Population structure in harbour porpoises (Phocoena phocoena) of British Columbia and widespread hybridization in cetaceans Crossman, Carla Anne


Harbour porpoises (Phocoena phocoena) are one of the most abundant small cetaceans in the world and, while they are extensively studied across most of their range, little is known about their biology in British Columbia, Canada. Recent management plans have identified a need to better understand the population structure of harbour porpoises in this region. I investigated the genetic population structure of harbour porpoises in British Columbia using mitochondrial DNA (mtDNA) and eight microsatellite loci. My findings are consistent with a single population of harbour porpoises inhabiting the coastline between Haida G’waii and the southern Juan de Fuca Strait.
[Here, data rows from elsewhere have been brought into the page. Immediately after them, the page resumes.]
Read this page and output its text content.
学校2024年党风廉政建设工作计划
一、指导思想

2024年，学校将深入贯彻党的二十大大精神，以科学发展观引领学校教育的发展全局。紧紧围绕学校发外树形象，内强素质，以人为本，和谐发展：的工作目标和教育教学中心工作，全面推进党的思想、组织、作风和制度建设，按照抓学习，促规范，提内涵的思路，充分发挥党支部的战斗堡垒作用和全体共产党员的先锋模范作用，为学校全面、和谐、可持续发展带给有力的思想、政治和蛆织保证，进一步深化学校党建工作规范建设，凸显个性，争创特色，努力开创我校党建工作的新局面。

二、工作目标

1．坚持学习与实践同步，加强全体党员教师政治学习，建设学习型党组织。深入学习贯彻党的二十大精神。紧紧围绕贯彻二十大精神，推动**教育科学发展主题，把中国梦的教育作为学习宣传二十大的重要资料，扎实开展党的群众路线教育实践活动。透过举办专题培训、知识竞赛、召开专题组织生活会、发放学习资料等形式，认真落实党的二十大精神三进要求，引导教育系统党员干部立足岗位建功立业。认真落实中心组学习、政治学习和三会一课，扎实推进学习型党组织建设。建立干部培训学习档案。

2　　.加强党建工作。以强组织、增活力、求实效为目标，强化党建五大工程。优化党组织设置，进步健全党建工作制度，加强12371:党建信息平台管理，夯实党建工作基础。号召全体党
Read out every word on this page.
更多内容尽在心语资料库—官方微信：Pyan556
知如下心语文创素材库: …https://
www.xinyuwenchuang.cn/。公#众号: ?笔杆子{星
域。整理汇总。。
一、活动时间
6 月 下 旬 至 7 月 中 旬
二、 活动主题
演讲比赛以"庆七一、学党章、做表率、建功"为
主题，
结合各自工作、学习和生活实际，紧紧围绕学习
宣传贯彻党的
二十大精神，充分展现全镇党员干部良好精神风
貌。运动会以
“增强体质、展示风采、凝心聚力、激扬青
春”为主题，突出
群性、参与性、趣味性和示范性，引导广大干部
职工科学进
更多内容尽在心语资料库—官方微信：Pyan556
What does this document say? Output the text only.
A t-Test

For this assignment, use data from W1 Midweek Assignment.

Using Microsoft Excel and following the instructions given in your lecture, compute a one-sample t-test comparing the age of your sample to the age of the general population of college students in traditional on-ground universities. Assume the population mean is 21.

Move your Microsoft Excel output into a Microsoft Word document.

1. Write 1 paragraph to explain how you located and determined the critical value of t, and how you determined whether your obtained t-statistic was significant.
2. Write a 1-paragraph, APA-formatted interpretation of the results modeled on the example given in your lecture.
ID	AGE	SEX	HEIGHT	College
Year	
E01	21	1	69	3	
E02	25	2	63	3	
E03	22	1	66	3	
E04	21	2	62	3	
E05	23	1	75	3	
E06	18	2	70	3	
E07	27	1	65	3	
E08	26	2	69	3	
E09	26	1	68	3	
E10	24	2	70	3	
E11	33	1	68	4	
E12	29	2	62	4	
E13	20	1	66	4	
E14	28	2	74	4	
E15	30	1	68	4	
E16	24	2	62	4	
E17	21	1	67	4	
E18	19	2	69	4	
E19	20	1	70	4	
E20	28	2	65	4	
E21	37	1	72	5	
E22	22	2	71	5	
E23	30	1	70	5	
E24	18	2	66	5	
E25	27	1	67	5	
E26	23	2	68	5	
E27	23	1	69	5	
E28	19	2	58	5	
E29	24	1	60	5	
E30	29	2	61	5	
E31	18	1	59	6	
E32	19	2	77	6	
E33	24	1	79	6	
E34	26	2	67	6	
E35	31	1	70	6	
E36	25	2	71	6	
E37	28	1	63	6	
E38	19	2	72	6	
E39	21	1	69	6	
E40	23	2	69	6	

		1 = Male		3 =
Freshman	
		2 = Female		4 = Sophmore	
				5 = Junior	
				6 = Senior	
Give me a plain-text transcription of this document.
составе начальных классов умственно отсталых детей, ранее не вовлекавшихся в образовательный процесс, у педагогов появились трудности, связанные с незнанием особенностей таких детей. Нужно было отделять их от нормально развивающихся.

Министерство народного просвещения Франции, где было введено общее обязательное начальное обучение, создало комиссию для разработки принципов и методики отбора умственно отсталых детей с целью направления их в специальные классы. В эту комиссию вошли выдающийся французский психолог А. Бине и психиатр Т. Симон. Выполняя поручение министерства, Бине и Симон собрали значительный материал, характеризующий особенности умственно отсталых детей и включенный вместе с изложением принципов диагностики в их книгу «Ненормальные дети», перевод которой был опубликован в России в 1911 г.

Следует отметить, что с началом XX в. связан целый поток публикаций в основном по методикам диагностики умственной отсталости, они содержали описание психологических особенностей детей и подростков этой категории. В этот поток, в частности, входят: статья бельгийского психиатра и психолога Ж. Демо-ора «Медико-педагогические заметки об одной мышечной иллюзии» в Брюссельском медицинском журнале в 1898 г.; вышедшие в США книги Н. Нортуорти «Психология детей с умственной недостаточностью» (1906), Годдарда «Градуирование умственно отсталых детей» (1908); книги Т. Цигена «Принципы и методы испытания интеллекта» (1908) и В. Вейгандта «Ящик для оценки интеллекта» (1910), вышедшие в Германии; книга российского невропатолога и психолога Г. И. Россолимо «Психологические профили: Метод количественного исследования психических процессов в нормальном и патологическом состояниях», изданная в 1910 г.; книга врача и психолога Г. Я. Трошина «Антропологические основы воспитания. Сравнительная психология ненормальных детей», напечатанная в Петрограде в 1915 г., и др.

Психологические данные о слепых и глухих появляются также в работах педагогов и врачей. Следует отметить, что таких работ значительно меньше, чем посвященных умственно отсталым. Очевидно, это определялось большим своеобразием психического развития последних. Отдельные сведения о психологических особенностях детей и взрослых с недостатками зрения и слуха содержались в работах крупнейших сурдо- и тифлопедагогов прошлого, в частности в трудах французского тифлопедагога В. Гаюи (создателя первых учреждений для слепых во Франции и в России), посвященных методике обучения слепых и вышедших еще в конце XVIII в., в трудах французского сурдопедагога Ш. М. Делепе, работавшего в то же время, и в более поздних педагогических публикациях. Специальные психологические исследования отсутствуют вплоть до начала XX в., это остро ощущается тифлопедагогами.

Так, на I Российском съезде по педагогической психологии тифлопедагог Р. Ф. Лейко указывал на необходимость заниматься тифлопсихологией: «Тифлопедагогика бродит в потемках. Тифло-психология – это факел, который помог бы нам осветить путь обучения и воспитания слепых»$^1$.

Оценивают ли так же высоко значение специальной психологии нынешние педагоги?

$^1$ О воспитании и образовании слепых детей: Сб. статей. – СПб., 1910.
I also confirmed that hybridization between harbour porpoises and Dall’s porpoises (Phocoenoides dalli) has occurred over a larger geographic region than previously known and I present evidence that the resultant hybrids are reproductively viable and have the potential to successfully backcross with both parental species. Building on these findings, I examined patterns of hybridization across the order Cetacea. I found that species pairs that share a greater number of ecological, morphological, and behavioural traits have a higher propensity to hybridize than species pairs that do not. This trend is largely driven by behavioural and morphological traits such as vocalization frequency and body size. My study aids in understanding harbour porpoise population structure in British Columbia, and highlights the occurrence of widespread cetacean hybridization.